⓿❾❸ Spanien hat eine beträchtliche Anzahl schöner, kleiner Städte und Dörfer. Sie liegen meist auf dem Weg zu grösseren, bekannteren und illustreren Orten. Oftmals sind sie bestens geeignet für den entspannten Zwischenhalt auf der Reise oder für die Übernachtung unterwegs. Ein solcher Ort ist das ehemals strategisch sehr bedeutende Puebla de Sanabria in der nordwestlichen Provinz Zamora.

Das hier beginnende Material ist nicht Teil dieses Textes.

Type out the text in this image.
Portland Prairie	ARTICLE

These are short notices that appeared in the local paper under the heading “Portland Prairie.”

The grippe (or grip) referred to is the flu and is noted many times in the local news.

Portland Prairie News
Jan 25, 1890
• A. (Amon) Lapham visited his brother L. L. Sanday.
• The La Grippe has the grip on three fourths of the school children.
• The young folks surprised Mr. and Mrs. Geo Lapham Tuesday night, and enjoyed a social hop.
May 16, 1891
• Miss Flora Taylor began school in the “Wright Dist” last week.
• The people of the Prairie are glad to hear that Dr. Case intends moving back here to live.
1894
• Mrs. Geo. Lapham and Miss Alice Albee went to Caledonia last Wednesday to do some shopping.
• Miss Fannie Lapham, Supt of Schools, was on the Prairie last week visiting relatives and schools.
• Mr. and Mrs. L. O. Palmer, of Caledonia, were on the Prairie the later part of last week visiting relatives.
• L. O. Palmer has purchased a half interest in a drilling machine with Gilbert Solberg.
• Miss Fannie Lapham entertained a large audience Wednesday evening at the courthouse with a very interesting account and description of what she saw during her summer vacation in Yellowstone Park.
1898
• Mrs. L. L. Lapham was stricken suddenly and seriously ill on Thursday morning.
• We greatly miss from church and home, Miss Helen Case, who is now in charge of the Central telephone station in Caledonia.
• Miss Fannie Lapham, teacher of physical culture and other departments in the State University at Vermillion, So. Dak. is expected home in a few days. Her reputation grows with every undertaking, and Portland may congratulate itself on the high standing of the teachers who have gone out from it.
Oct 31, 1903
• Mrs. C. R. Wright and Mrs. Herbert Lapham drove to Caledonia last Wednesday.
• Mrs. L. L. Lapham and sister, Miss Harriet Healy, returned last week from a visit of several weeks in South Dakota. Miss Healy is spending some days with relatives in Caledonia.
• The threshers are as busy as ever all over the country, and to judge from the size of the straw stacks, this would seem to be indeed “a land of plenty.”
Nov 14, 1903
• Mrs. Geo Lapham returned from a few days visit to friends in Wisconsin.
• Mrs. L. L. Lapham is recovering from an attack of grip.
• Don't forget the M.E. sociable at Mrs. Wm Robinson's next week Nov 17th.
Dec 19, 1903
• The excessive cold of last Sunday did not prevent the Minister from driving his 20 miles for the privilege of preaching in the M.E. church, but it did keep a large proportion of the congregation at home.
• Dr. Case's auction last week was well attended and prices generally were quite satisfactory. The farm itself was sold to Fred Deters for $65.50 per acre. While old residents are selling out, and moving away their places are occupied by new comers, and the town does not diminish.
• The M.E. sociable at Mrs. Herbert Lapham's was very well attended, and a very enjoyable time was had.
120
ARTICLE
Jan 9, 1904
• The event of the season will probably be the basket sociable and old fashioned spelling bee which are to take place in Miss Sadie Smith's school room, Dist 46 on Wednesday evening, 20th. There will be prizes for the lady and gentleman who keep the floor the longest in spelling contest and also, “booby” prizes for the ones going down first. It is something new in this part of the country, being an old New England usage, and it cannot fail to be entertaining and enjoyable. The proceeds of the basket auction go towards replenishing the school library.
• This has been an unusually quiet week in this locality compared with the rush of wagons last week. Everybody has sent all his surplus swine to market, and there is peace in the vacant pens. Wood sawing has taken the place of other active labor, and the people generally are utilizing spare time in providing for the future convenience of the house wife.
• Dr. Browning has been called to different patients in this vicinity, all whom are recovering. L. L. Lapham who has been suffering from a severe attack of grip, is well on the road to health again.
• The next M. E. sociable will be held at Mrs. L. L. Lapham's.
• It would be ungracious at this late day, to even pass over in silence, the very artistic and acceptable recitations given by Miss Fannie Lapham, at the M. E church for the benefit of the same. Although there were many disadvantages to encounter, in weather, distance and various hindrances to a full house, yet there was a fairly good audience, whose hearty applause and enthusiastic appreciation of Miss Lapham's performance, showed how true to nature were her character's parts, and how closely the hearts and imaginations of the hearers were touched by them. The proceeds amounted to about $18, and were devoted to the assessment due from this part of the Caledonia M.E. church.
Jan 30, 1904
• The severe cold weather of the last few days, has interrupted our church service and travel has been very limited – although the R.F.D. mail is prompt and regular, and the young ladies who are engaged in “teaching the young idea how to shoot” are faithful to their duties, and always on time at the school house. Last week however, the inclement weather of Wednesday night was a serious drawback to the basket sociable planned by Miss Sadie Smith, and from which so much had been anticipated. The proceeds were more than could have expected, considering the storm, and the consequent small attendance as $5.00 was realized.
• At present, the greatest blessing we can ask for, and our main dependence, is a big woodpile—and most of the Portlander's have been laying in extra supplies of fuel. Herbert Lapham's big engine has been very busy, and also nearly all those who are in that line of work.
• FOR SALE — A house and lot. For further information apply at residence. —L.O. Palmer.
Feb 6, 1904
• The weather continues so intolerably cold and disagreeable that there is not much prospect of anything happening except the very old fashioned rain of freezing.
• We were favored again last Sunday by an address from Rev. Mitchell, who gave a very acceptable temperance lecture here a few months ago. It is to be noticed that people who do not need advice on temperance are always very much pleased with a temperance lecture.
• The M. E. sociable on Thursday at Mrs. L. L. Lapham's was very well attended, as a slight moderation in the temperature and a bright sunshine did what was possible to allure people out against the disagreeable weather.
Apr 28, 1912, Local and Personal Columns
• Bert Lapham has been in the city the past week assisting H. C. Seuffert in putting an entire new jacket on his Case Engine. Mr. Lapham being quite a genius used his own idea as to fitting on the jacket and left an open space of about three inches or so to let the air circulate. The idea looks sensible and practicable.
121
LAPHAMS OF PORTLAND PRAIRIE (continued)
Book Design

Dem im Fadenkreuz zwischen den ehemaligen Königreichen Galizien und dem zentralen Kastilien, sowie auf einer der früheren Hauptrouten nach Portugal gelegenen Dorf auf der privilegierten Hügelkuppe über der Mündung der beiden Flüsse Tiera und Castro ist der Stolz förmlich anzusehen. Wir spazieren an behäbigen Steinbauten entlang, den breiten, gepflasterten Weg nach oben bis zur Kirche und der mittelalterlichen Burg, die während ihrer aktiven Zeit immer wieder anderen Herren zu dienen hatte. Regelmässig wurden hier innerspanische Querelen um die Vorherrschaft der wichtigen Verkehrswege angezettelt.
Eine zentrale Bedeutung hatte das Dorf, das als Ganzes einer Festung ähnelt, in den Kriegen mit dem angrenzenden Portugal. Zwischen 1610 und 1616 stand es sogar unter portugiesischer Flagge. Als 1809 auch die Vasallen von Napoleon aus der Gegend abzogen, fühlte sich niemand der Burg und dem historischen Ortskern verpflichtet, die gesamte Anlage zerfiel, bis gegen Ende des 20. Jahrhunderts die Europäische Union dessen architekturhistorischen Wert erkannte und die Gelder für die Sanierung zur Verfügung stellte.
Ab 1492 war Puebla de Sanabria Standort eines “Trockenzollamtes”, wo alle Waren, die mit Eselskarren von den galizischen Häfen auf das spanische Festland geführt wurden, ordentlich verzollt werden mussten. Die Dorfbewohner wollten sich ebenfalls ein Stück dieses lukrativen Handelsgeschäfts ergattern. Sie zeigten sich findig und organisierten am Samstag, jeweils nach der Messe, einen Markt auf dem Zollgelände, wo sie ihre produzierten Waren von Haus und Hof, vorwiegend selbst hergestellte Leinenstoffe, feilboten. In geschäftlichen Dingen nicht sehr erfahren, wurden sie oft von fremden und geübten Kaufleuten übertölpelt.
Die Umgebung des Dorfes ist Naturschutzgebiet mit dem grössten Gletschersee Spaniens. Der Lago de Sanabria misst eine Fläche von 318 Hektaren und eine Tiefe von 53 Metern. Aktuell leidet auch hier die Natur sehr unter der grossen Trockenheit und der Waldbrände in der Umgebung. Ebenfalls hat der Iberische Wolf (Canis lupus signatus) hier seine Heimat. Er ist mit dem europäischen Grauwolf verwandt, doch etwas schmaler gebaut als dieser. Nachdem er nahezu ausgerottet war, wurde vor 50 Jahren sein Abschuss untersagt. Seit dem 22. September 2021 steht er auf der Liste der streng geschützten Tiere in Spanien, sein Abschuss wird offiziell mit 6’000 Euro gebüsst.
Die Ausstellung in der renovierten Burg über das Dorf, seine Geschichte und seine Umgebung ist sehr interessant. Wechselnde Fotoausstellungen lockern die Informationen über die teils belastende Historie elegant auf. Auf dem Rückweg von der Burg hinunter zu den Bars mit der willkommenen Erfrischung empfehle ich dir den Halt im Museum der Giganten und Grossköpfe (Museo de Gigantes y Cabezudos). Die historischen Persönlichkeiten, die einmal pro Jahr durchs Dorf getragen werden, sind in Übergrösse hier ausgestellt, und die einheimische Verantwortliche für diese 26 teilweise fast beängstigenden Figuren, weiss viele Details über sie und erzählt sie liebend gerne.